In fact, there isn't even any proof yet that this particular person's murder (or any of them) were even related to their writings - no trials yet, no evidence or motives known. The country is in a state of significant civil upheaval where murders are a frequent ocurrence. That these three victims happen to be atheist may be entirely unrelated to their deaths.
A good atheist should not form opinions before evidence is available and ought to know about statistical clumping fallacies and selective reporting.

Of course it's also possible that these WERE religiously motivated murders - we don't have enough evidence ot judge yet, we don't EVEN have a signficant enough statistical clump to consider it an unlikely coincidence
To get a valid sample you must EXCLUDE the data that originally drew your attention from your data-set, then make a prediction of what would happen if there was a NON-random event, and only if that prediction holds can you rule out randomness. So we now suspect that atheist bloggers may be getting targeted for their writings. We can predict that more deaths will follow, in quick sucession. If another happens -then we can NOT say "4 deaths now" - we say 1 death matching the prediction, if another 3 happen in a reasonable timeframe THEN you've got something MORE than mere coincidence.

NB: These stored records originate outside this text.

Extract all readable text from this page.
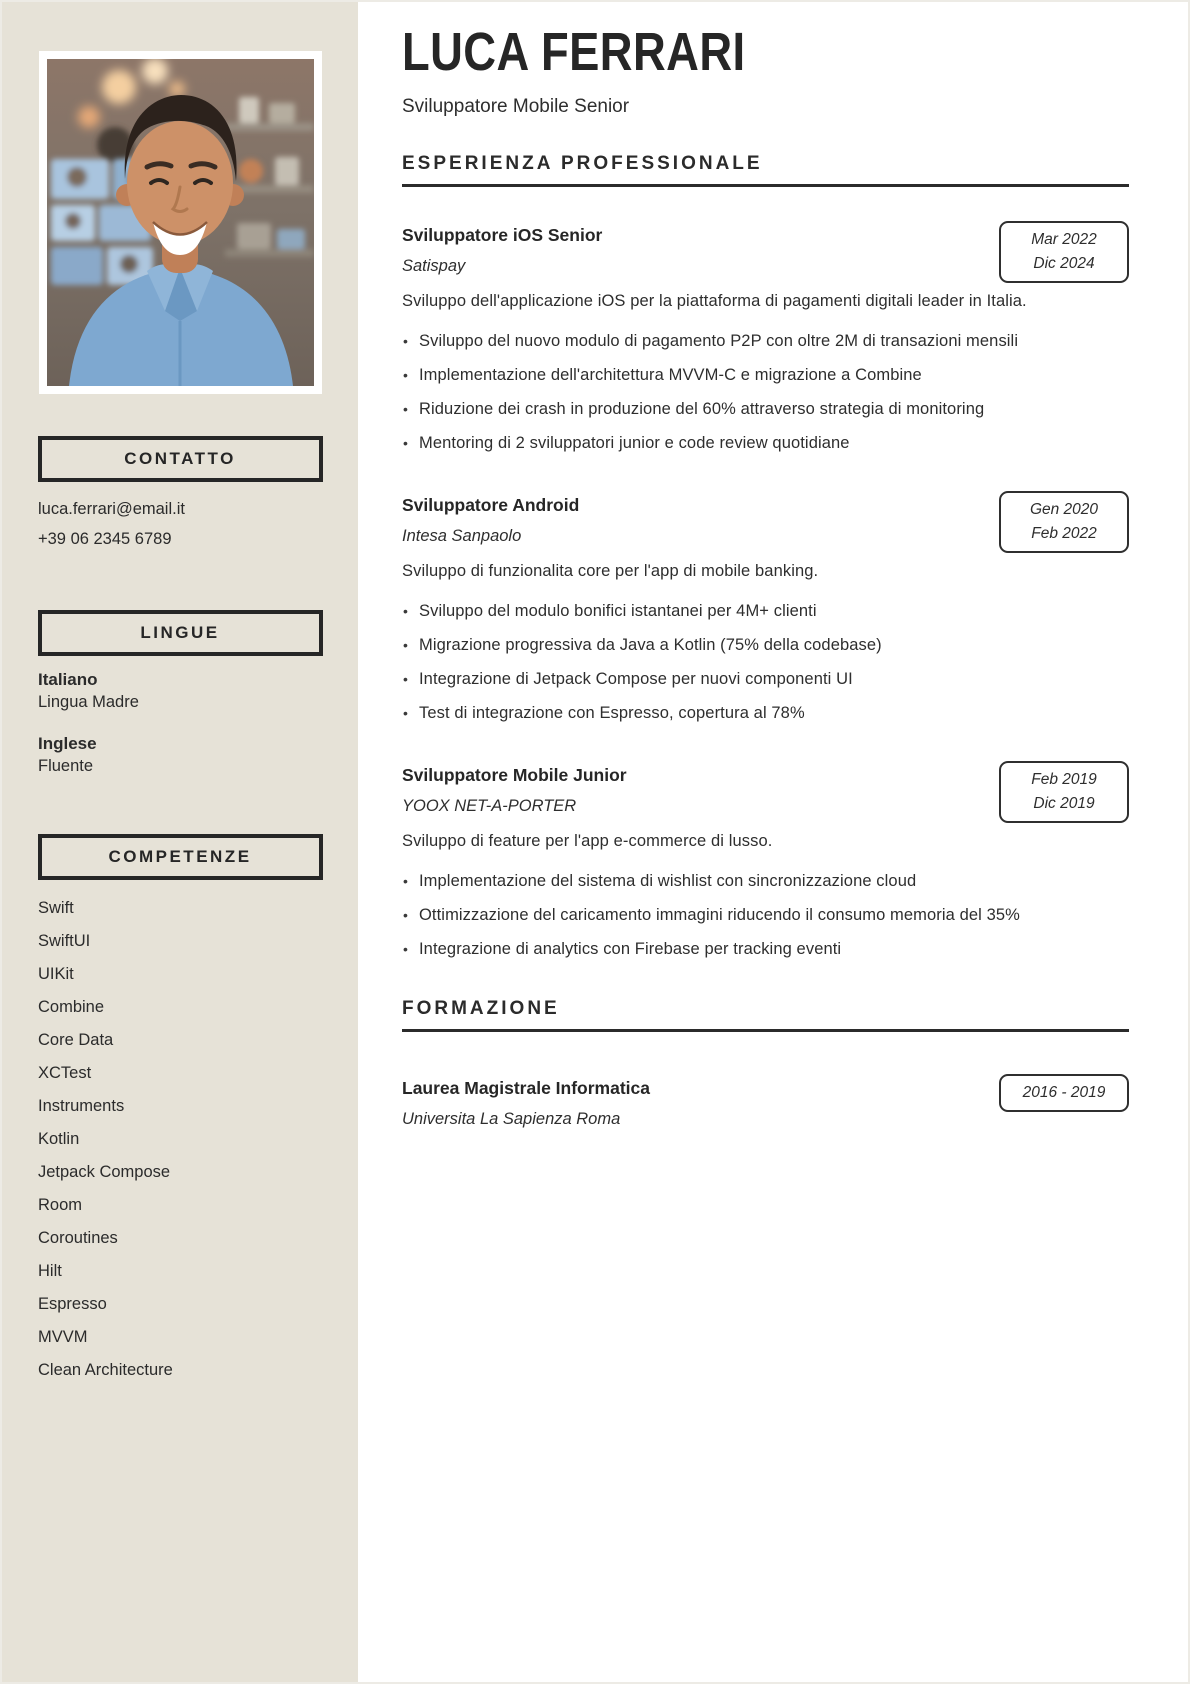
CONTATTO
luca.ferrari@email.it
+39 06 2345 6789
LINGUE
Italiano
Lingua Madre
Inglese
Fluente
COMPETENZE
Swift
SwiftUI
UIKit
Combine
Core Data
XCTest
Instruments
Kotlin
Jetpack Compose
Room
Coroutines
Hilt
Espresso
MVVM
Clean Architecture
LUCA FERRARI
Sviluppatore Mobile Senior
ESPERIENZA PROFESSIONALE
Mar 2022
Dic 2024
Sviluppatore iOS Senior
Satispay

Sviluppo dell'applicazione iOS per la piattaforma di pagamenti digitali leader in Italia.

• Sviluppo del nuovo modulo di pagamento P2P con oltre 2M di transazioni mensili
• Implementazione dell'architettura MVVM-C e migrazione a Combine
• Riduzione dei crash in produzione del 60% attraverso strategia di monitoring
• Mentoring di 2 sviluppatori junior e code review quotidiane
Gen 2020
Feb 2022
Sviluppatore Android
Intesa Sanpaolo

Sviluppo di funzionalita core per l'app di mobile banking.

• Sviluppo del modulo bonifici istantanei per 4M+ clienti
• Migrazione progressiva da Java a Kotlin (75% della codebase)
• Integrazione di Jetpack Compose per nuovi componenti UI
• Test di integrazione con Espresso, copertura al 78%
Feb 2019
Dic 2019
Sviluppatore Mobile Junior
YOOX NET-A-PORTER

Sviluppo di feature per l'app e-commerce di lusso.

• Implementazione del sistema di wishlist con sincronizzazione cloud
• Ottimizzazione del caricamento immagini riducendo il consumo memoria del 35%
• Integrazione di analytics con Firebase per tracking eventi
FORMAZIONE
2016 - 2019
Laurea Magistrale Informatica
Universita La Sapienza Roma
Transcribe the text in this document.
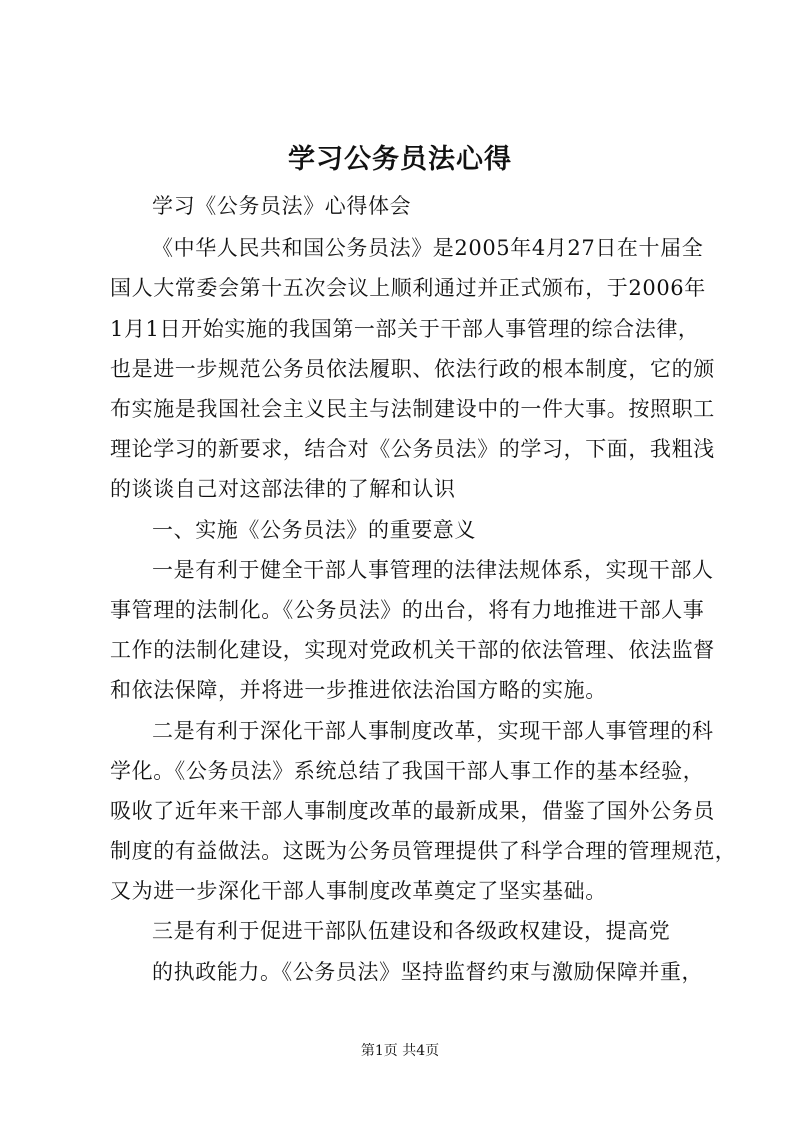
学习公务员法心得
学习《公务员法》心得体会
《中华人民共和国公务员法》是2005年4月27日在十届全
国人大常委会第十五次会议上顺利通过并正式颁布，于2006年
1月1日开始实施的我国第一部关于干部人事管理的综合法律，
也是进一步规范公务员依法履职、依法行政的根本制度，它的颁
布实施是我国社会主义民主与法制建设中的一件大事。按照职工
理论学习的新要求，结合对《公务员法》的学习，下面，我粗浅
的谈谈自己对这部法律的了解和认识
一、实施《公务员法》的重要意义
一是有利于健全干部人事管理的法律法规体系，实现干部人
事管理的法制化。《公务员法》的出台，将有力地推进干部人事
工作的法制化建设，实现对党政机关干部的依法管理、依法监督
和依法保障，并将进一步推进依法治国方略的实施。
二是有利于深化干部人事制度改革，实现干部人事管理的科
学化。《公务员法》系统总结了我国干部人事工作的基本经验，
吸收了近年来干部人事制度改革的最新成果，借鉴了国外公务员
制度的有益做法。这既为公务员管理提供了科学合理的管理规范，
又为进一步深化干部人事制度改革奠定了坚实基础。
三是有利于促进干部队伍建设和各级政权建设，提高党
的执政能力。《公务员法》坚持监督约束与激励保障并重，
第1页 共4页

Oh - and Muslim extermists are hardly the most violent religious lot around. That title is actually held by a Christian group. The Lords Resistance Army kills about as many people every month as all the Islamic terrorists in the world combined do in a decade - and that was in the decade that include 9/11, in a typical decade it's about a 5th of what the LRA does monthly.

The reason you don't HEAR about the LRA murders is because they don't happen where there is oil or, indeed, any resource of importance to America. They just happen somewhere in Africa, which as far as America is concerned is basically this big country full of children with distended bellies where everybody dies by age 10 anyway.